Home Entertainment Withnail and I review: Endlessly quotable comedy of bad manners

Withnail and I review: Endlessly quotable comedy of bad manners

Bruce Robinson’s cult movie about two bibulous actors staggers onto the stage 37 years late.

Written in 1987 but set in 1969, it is an endlessly quotable comedy of bad manners reproduced surprisingly well in Sean Foley’s production. Running out of money and alcohol, the dissolute Withnail (Robert Sheehan) and his roommate Marwood aka ‘I’ (Adonis Siddique) decide to leave their squalid Camden flat and drive to The Lake District to stay in a remote country cottage owned by Withnail’s Uncle Monty (Malcolm Sinclair). Oblivious to Monty’s sexuality, Marwood is alarmed by the unexpected arrival of the ageing queen who has designs on him. That’s pretty much it for the plot.

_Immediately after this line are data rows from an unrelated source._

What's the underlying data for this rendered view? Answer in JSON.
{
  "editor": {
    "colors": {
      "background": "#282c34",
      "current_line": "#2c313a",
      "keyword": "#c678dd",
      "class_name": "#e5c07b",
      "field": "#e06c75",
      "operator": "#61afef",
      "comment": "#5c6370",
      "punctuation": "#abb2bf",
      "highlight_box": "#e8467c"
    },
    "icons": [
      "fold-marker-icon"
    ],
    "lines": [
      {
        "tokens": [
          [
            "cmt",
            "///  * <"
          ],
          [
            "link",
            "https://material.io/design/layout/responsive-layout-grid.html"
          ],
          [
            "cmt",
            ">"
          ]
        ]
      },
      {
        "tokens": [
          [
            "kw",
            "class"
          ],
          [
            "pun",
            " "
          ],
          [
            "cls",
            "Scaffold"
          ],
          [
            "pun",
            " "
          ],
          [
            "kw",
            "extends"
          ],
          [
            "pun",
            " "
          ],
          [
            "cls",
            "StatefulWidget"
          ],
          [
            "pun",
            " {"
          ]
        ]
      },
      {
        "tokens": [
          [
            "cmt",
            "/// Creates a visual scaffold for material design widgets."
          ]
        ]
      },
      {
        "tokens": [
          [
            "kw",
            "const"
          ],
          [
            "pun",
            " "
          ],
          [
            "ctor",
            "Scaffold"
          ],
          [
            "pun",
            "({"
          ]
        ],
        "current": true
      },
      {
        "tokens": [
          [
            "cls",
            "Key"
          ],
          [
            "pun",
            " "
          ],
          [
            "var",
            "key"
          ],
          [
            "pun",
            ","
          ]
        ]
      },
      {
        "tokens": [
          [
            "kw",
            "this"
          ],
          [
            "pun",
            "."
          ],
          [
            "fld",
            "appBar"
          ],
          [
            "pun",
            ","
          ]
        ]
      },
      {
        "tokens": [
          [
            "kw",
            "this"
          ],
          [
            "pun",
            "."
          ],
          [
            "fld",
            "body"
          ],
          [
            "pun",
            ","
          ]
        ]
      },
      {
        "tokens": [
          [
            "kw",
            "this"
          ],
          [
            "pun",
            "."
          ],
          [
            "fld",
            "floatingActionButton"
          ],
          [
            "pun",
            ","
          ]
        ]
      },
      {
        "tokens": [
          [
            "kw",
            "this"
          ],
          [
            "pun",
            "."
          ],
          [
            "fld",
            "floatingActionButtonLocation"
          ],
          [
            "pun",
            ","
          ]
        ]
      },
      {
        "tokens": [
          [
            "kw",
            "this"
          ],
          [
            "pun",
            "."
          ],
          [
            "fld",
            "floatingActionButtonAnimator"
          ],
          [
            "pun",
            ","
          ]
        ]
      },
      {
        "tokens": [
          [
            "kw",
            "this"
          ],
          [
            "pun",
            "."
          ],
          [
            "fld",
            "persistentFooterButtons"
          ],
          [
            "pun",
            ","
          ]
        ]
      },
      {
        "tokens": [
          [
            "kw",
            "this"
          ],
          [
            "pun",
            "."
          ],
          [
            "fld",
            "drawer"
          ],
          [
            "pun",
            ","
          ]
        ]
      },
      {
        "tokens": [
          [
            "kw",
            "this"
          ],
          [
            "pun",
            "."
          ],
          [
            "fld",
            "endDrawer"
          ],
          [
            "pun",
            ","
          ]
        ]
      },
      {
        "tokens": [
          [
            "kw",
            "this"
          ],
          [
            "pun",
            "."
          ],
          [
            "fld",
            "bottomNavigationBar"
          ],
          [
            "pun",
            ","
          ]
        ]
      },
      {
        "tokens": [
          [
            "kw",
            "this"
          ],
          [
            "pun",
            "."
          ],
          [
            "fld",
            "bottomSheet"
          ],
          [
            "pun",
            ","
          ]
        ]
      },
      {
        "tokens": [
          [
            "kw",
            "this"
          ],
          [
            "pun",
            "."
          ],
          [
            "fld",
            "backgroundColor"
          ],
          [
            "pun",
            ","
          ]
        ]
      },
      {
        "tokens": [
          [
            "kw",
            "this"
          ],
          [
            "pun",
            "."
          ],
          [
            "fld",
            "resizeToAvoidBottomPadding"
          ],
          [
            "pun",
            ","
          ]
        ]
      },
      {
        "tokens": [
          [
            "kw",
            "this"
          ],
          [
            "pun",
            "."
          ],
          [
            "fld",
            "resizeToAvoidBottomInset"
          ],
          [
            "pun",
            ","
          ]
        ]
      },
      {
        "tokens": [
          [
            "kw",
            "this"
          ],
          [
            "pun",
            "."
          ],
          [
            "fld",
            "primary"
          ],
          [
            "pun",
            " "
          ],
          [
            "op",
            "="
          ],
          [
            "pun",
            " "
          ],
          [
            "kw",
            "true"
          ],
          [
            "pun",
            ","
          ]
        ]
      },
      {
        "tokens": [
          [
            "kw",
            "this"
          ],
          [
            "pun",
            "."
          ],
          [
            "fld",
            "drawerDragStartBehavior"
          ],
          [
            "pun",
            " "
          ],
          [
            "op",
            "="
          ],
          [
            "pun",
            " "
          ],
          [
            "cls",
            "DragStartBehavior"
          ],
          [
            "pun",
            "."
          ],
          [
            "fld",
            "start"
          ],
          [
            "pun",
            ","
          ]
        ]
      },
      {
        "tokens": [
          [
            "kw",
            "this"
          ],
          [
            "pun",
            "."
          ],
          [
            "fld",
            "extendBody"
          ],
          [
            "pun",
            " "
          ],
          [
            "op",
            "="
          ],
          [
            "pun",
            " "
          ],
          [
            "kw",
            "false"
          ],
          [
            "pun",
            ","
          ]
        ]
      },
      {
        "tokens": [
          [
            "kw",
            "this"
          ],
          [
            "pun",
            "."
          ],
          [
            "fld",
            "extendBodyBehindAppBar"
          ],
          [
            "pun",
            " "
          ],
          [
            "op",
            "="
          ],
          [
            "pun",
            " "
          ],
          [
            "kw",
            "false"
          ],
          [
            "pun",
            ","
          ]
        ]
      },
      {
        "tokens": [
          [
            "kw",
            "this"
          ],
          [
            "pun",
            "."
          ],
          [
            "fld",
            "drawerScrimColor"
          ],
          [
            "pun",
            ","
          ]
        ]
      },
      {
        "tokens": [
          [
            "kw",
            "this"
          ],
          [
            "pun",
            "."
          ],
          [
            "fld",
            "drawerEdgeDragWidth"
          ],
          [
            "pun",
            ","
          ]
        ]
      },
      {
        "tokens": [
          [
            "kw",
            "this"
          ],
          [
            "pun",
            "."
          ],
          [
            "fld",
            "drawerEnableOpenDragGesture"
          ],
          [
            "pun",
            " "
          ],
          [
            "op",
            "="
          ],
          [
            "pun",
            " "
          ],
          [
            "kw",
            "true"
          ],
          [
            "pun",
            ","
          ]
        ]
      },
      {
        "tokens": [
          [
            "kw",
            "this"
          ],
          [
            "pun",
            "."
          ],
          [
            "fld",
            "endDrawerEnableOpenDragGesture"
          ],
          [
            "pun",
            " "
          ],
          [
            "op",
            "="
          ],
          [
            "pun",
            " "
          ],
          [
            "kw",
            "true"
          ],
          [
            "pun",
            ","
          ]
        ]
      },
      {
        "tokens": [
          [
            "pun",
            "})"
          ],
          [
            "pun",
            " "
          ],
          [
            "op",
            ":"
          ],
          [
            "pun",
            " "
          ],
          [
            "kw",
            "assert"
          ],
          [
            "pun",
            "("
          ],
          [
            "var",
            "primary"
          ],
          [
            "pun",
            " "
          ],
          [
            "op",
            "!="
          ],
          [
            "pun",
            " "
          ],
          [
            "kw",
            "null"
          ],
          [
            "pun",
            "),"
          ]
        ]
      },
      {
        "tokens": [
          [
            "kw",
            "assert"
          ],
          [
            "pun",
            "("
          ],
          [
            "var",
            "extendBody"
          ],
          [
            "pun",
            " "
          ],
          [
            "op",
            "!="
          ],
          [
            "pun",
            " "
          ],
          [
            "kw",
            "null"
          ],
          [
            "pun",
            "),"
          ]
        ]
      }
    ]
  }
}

But Robinson’s semi-autobiographical script is really about an era on the cusp of change, the Swinging Sixties had swung and gone and bohemian glamour was being displaced by sleaze, addiction and unemployment.

Above all, its greatest strengths are the characters and highly refined comic dialogue.

Withnail is a neo-Restoration dandy gone to seed, spitting epigrams like a low rent Oscar Wilde. Sheehan looks the part though he hasn’t quite mastered the entitled sneer that came naturally to Richard E. Grant and he needs to dial down the melodramatic diva gestures. Siddique is a good foil as the bewildered Marwood, narrating their misadventures to the audience like a befuddled Chorus. Sinclair repurposes Uncle Monty from the film’s grotesque, pathetic predator into a fastidious and camp character of a bygone era, a sort of Gielgud manqué.

The live rock band led by singer/comedian Sooz Kempner blasts out fragments of songs from groups of the era with a pleasing lack of restraint.

And hats off to designer Alice Power whose infinitely adaptable sets conjure flats, pubs and a tea room while allowing Akhila Krishnan’s video design to simulate streets and motorways as the two reprobates head off in Marwood’s battered car.

It would be impossible to emulate the movie in all its ragged finery but this is a pretty good attempt at conjuring the spirit of Robinson’s hilarious tale of failure, curdled optimism and the finest wines available to humanity.

The car, in particular, is a triumph. (Actually, it’s a Jaguar Mk II).